We define the transformation $T:[0,1)^2 \to [0,1)^2$ such that $$T(x,y)=(x+a,y+f(x))mod1=(\{x+a\},\{y+f(x)\})$$
Prove that the dynamical system $([0,1)^2,\mathcal{B},m_{[0,1)}\times m_{[0,1)},T)$,where $\mathcal{B}$ is the Borel sigma algebra on $[0,1)^2$, is $\text{ergodic}$ if and only if:
$a \in \Bbb{R}\setminus \Bbb{Q}$ and $\forall m\in \Bbb{N}$,the functonal equation $$mf(x)=h(x+a)-h(x) (mod1)$$ does not have a measurable solution $h: [0,1) \to \Bbb{R}$.
My first though was to use Fourier expansions for the equation $$g(T(x,y))=g(x,y)$$
where $g$ is an arbitrary function in $L^2([0,1)^2)$ to check ergodicity.
In other words to show under which conditions the function $g$ is constant.
Also i was given a hint to consider expansions of the form $$\sum_{k \in \Bbb{Z}}a_k(x)e^{2\pi iky}$$.
But unfortunately i cannot reach the desired conclusion.
I would appreciate some help in this problem.
Thank you in advance.
I believe I have a solution.
First direction : If there exists such $h$ we define $g(x,y) = e^{2\pi i (h(x)-my)}$
This is a measurable map and $Tg(x,y) = e^{2\pi i (h(x+a)+my-mf(x))}$ now $mf(x)=h(x+a)-h(x)$ so we have $Tg(x,y) = e^{2\pi i (h(x)-my)} = g(x,y)$ which is contradiction to ergodicity. (Hence ergodicity implies there is no such $h$).
Second direction: Suppose there is no such $h$, we show that $T$ is ergodic.

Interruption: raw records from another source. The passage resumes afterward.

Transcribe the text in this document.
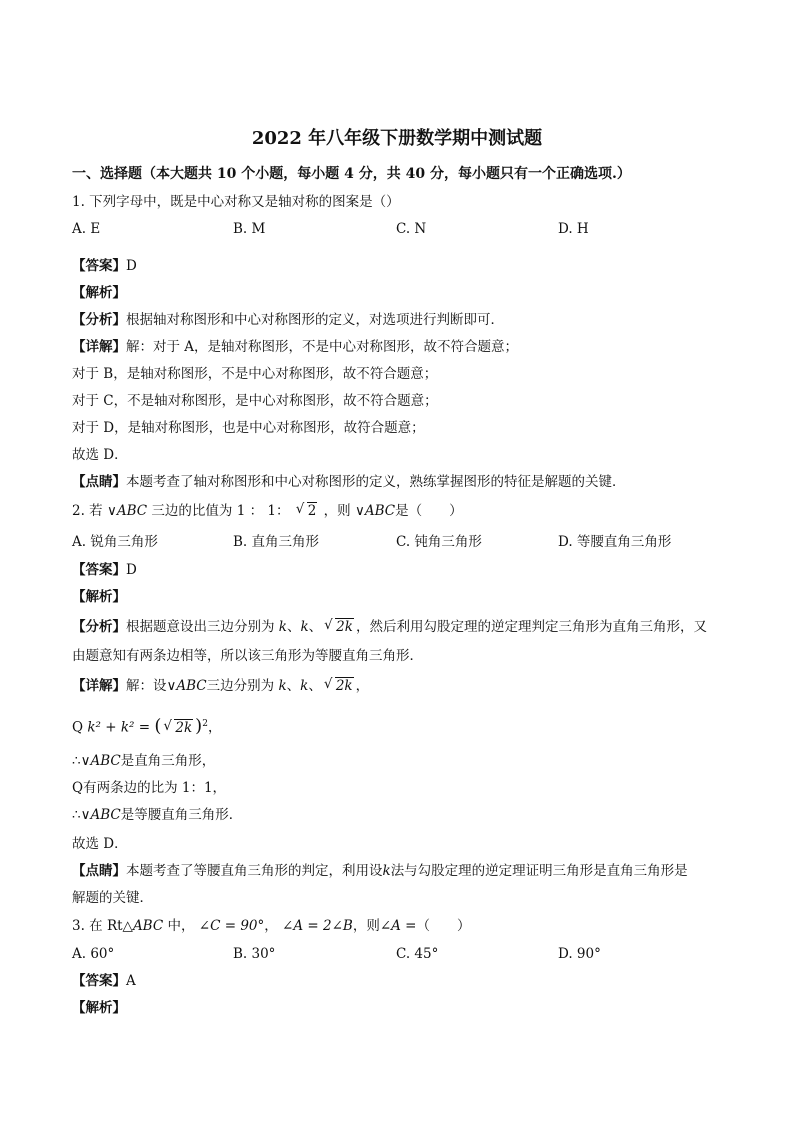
2022 年八年级下册数学期中测试题
一、选择题（本大题共 10 个小题，每小题 4 分，共 40 分，每小题只有一个正确选项.）
1. 下列字母中，既是中心对称又是轴对称的图案是（）
A. E	B. M	C. N	D. H
【答案】D
【解析】
【分析】根据轴对称图形和中心对称图形的定义，对选项进行判断即可．
【详解】解：对于 A，是轴对称图形，不是中心对称图形，故不符合题意；
对于 B，是轴对称图形，不是中心对称图形，故不符合题意；
对于 C，不是轴对称图形，是中心对称图形，故不符合题意；
对于 D，是轴对称图形，也是中心对称图形，故符合题意；
故选 D．
【点睛】本题考查了轴对称图形和中心对称图形的定义，熟练掌握图形的特征是解题的关键．
2. 若 ∨ABC 三边的比值为 1 ： 1： √ 2 ，则 ∨ABC是（　　）
A. 锐角三角形	B. 直角三角形	C. 钝角三角形	D. 等腰直角三角形
【答案】D
【解析】
【分析】根据题意设出三边分别为 k、k、 √ 2k ，然后利用勾股定理的逆定理判定三角形为直角三角形，又
由题意知有两条边相等，所以该三角形为等腰直角三角形．
【详解】解：设∨ABC三边分别为 k、k、 √ 2k ，
Q k² + k² = ( √ 2k )$^2$，
∴∨ABC是直角三角形，
Q有两条边的比为 1：1，
∴∨ABC是等腰直角三角形．
故选 D．
【点睛】本题考查了等腰直角三角形的判定，利用设k法与勾股定理的逆定理证明三角形是直角三角形是
解题的关键．
3. 在 Rt△ABC 中， ∠C = 90°， ∠A = 2∠B，则∠A =（　　）
A. 60°	B. 30°	C. 45°	D. 90°
【答案】A
【解析】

Suppose by contradiction it is not, then there exists an invariant function $g(x,y)=\sum_{m} a_m(x) e^{-2\pi i m y}$ applying $T$ we have $Tg(x,y) = \sum_m a_m(x+a) e^{-2\pi i m f(x)} e^{-2\pi i m y}$
Since the Fourier coefficients unique we have $a_m(x)=a_m(x+a)e^{-2\pi i m f(x)}$, in particular $|a_m(x)| = |a_m(x+a)|$ as $a$ is irrational we have that $|a_m(x)|$ is a constant and we can assume it is equal $1$ for $m$ such that $a_m(x)\not = 0$.
Choose $m\not= 0$ such that $a_m(x)\not = 0$ (which exists, otherwise $g$ is a constant), and let $b_m(x)$ be such that $a_m(x) = e^{2\pi i b_m(x)}$ we conclude that $mf(x)=b_m(x+a)-b_m(x) \text{ mod 1}$ which is a contradiction.